Sur les frais non compris dans les dépens :
En application de l’article 700 du code de procédure civile, le juge condamne la partie tenue aux dépens ou la partie perdante à payer à l’autre partie la somme qu’il détermine au titre des frais exposés et non compris dans les dépens. Le juge tient compte de l’équité ou de la situation économique de la partie condamnée. Il peut, même d’office, pour des raisons tirées des mêmes considérations, dire qu’il n’y a lieu à condamnation.
Tenue aux dépens, la SCI du [Adresse 1] sera condamnée à payer au syndicat des copropriétaires la somme de 1.500 euros au titre de l’article 700 du code de procédure civile.
Sur l’exécution provisoire :
Aux termes des articles 514 et suivants du code de procédure civile, les décisions de première instance sont de droit exécutoires à titre provisoire à moins que la loi ou la décision rendue n’en dispose autrement. Le juge peut écarter l’exécution provisoire de droit, en tout ou partie, s’il estime qu’elle est incompatible avec la nature de l’affaire. Il statue, d’office ou à la demande d’une partie, par décision spécialement motivée.

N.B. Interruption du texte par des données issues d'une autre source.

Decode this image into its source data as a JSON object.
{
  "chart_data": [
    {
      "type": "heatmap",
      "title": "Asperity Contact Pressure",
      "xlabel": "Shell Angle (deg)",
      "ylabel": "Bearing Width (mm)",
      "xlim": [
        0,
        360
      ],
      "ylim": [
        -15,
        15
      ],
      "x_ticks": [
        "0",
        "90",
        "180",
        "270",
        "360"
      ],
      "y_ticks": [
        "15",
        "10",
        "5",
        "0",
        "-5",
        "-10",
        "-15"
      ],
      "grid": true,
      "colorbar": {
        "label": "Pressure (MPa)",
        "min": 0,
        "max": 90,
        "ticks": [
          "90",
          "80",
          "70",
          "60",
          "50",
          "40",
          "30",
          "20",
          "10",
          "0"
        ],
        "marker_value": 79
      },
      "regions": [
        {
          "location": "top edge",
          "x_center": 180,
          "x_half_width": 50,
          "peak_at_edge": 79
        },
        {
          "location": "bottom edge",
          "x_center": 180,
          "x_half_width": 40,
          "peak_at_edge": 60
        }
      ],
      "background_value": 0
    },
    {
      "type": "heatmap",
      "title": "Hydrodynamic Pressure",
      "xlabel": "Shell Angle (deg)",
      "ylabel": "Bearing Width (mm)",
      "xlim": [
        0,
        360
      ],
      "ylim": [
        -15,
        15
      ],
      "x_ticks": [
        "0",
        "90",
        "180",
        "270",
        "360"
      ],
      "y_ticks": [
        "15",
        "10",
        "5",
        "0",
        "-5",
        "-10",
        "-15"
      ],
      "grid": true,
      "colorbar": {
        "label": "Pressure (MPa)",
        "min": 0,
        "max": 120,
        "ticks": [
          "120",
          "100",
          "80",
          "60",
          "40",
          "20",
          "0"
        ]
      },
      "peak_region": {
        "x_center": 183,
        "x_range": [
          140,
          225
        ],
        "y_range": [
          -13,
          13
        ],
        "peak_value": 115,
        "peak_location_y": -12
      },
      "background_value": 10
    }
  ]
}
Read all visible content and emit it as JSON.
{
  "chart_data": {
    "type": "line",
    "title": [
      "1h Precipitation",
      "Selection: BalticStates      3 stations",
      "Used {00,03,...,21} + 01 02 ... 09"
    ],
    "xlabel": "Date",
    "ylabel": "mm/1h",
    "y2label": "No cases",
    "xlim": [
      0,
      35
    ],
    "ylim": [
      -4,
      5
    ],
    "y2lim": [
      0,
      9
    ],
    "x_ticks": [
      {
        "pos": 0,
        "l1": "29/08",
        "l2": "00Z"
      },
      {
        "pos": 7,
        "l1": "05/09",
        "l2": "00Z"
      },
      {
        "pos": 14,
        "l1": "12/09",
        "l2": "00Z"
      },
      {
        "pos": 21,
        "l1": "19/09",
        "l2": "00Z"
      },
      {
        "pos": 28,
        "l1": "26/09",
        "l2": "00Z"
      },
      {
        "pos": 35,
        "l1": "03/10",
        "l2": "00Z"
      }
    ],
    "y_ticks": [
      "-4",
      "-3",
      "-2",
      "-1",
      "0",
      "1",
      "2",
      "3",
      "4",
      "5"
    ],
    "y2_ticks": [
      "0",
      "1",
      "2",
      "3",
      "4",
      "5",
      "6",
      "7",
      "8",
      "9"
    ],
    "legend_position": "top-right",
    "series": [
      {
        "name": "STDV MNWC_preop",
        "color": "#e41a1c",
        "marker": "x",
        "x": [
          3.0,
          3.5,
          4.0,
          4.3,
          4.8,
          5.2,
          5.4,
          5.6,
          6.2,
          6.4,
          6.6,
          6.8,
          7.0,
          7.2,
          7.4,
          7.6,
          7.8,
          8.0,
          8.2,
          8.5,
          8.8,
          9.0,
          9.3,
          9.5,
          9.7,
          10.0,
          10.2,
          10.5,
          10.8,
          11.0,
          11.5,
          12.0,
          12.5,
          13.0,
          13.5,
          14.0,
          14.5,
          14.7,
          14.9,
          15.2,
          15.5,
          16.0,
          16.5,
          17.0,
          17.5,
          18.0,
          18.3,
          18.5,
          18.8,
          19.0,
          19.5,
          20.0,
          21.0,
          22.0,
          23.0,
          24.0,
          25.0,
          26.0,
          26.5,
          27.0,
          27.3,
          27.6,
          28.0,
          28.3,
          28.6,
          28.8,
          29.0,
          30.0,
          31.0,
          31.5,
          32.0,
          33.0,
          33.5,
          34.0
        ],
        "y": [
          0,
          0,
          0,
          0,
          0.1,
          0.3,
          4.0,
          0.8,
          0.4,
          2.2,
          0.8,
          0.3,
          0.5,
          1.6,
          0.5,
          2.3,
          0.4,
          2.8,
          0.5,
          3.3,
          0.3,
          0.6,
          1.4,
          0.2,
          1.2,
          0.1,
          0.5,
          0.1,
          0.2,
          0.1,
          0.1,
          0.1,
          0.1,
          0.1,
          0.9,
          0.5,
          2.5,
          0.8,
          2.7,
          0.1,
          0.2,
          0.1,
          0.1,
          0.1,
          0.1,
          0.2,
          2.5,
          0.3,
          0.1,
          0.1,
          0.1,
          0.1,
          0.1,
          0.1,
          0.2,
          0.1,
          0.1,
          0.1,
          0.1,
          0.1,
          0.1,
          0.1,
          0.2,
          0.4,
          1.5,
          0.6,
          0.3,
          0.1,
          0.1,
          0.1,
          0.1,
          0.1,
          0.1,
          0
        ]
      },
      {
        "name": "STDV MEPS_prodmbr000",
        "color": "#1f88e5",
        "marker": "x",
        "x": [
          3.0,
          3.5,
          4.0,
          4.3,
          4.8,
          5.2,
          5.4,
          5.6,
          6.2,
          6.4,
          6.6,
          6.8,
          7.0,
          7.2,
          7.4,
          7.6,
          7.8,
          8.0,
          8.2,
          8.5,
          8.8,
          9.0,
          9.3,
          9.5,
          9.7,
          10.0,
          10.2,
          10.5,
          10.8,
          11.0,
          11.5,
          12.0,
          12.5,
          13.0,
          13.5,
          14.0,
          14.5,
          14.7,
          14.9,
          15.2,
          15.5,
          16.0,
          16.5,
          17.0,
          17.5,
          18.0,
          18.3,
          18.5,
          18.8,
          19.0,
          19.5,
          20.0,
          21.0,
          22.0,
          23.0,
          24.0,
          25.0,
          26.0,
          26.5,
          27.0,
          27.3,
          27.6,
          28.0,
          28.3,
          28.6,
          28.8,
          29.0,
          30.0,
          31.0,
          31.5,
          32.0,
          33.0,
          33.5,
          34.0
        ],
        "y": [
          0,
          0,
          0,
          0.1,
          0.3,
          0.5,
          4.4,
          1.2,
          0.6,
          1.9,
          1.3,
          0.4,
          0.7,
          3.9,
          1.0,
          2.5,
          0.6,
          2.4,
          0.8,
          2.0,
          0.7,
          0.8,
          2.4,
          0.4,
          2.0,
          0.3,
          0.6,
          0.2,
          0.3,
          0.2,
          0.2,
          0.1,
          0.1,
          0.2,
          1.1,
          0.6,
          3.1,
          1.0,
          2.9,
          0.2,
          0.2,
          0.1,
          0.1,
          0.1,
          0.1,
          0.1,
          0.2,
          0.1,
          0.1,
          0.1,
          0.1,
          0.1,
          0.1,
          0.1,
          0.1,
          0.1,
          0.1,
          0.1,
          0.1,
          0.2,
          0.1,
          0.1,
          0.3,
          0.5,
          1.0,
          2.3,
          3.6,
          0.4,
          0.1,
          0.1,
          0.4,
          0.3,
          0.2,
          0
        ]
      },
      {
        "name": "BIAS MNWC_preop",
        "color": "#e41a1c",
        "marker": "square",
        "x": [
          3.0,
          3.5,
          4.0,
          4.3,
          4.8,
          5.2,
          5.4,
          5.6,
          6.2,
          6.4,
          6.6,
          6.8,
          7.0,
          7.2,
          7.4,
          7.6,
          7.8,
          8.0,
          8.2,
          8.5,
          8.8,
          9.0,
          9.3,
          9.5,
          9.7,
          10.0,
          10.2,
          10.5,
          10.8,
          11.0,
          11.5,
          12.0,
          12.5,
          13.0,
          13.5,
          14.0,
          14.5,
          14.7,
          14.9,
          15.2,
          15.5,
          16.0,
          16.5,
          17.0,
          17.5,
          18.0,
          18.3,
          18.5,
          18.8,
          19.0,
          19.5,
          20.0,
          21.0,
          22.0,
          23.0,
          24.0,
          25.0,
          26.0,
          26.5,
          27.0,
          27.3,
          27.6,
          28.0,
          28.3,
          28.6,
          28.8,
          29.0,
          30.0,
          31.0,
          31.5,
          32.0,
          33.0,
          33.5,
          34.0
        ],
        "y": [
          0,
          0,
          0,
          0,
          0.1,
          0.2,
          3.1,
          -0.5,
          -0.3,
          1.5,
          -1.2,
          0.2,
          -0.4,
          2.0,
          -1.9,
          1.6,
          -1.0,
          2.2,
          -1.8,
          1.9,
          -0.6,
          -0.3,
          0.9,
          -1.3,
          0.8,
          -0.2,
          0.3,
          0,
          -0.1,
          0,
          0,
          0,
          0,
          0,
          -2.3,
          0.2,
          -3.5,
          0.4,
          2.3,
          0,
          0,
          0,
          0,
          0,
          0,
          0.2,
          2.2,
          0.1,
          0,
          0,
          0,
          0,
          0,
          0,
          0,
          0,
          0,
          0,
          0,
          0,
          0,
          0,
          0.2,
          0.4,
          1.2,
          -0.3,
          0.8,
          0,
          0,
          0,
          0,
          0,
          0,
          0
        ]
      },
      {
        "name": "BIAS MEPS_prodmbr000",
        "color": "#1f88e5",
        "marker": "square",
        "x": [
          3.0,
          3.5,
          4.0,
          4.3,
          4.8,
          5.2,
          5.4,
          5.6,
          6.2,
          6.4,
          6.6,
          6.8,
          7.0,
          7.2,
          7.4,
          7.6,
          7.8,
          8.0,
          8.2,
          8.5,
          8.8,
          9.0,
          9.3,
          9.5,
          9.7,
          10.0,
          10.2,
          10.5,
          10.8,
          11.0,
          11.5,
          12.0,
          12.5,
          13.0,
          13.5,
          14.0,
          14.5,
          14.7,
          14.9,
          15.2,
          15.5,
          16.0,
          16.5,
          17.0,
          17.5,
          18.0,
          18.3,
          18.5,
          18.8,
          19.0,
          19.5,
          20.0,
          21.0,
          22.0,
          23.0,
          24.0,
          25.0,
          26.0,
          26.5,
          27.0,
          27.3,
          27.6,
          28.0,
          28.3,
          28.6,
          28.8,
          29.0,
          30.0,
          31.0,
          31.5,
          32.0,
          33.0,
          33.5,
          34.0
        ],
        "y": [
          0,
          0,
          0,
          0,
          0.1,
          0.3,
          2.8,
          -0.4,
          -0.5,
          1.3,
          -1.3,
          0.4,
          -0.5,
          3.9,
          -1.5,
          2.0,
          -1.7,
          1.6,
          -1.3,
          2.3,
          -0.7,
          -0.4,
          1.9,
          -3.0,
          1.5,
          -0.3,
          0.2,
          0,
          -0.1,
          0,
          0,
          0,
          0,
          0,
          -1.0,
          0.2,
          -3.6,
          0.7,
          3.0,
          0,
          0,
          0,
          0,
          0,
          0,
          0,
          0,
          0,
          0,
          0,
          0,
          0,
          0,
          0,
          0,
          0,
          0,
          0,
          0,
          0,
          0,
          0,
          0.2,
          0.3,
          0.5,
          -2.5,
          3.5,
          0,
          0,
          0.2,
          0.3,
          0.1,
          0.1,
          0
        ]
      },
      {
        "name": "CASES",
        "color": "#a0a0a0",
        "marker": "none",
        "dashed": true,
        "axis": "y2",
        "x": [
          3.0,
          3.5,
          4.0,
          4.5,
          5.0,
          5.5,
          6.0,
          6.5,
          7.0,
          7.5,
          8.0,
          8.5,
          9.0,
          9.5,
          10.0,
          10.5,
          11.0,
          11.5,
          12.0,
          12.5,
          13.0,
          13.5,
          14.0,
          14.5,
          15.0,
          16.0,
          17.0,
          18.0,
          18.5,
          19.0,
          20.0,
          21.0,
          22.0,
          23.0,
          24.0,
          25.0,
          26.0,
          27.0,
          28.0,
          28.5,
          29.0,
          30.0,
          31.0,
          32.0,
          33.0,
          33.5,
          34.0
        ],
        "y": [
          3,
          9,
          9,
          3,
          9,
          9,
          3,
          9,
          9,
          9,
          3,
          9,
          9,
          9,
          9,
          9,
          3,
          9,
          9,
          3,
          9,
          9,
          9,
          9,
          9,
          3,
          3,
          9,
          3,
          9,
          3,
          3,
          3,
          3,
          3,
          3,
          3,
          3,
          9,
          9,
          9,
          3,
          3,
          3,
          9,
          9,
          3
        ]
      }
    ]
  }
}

En l’espèce, la nature des condamnations prononcées et l’ancienneté du litige justifient que l’exécution provisoire de droit ne soit pas écartée.
PAR CES MOTIFS
Le Tribunal, statuant par jugement contradictoire, en premier ressort et publiquement par mise à disposition au greffe :
CONDAMNE la SCI du [Adresse 1] à payer au syndicat des copropriétaires de la résidence du [Adresse 4] à Paris 13ème la somme de 8.097,57 euros avec intérêts au taux légal à compter du 10 juillet 2021, sur la somme de 1.671,58 euros, et à compter du 29 janvier 2025 pour le surplus, au titre des appels de charges et de travaux arrêtés au 20 janvier 2025, “1/2 réfection terrasse”, “1/4 appel de fonds” et “1/4 appel de fonds ALUR” des 01/01/2025 compris,
DEBOUTE le syndicat des copropriétaires de la Résidence du [Adresse 4] à [Localité 4] de ses demandes au titre des frais de recouvrement et au titre de dommages et intérêts,
DEBOUTE la SCI du [Adresse 1] de ses demandes de report ou de délais de paiement,
CONDAMNE la SCI du [Adresse 1] aux dépens,
CONDAMNE la SCI du [Adresse 1] à payer au syndicat des copropriétaires de la Résidence du [Adresse 4] à Paris 13ème la somme de 1.500 euros au titre de l’article 700 du code de procédure civile,
ORDONNE la capitalisation des intérêts échus, dus au moins pour une année entière, dans les conditions de l’article 1343-2 du code civil,
REJETTE les plus amples demandes,
DIT qu’il n’y pas lieu d’écarter l’exécution provisoire de droit attachée au présent jugement.
Fait et jugé à [Localité 1] le 07 mai 2026.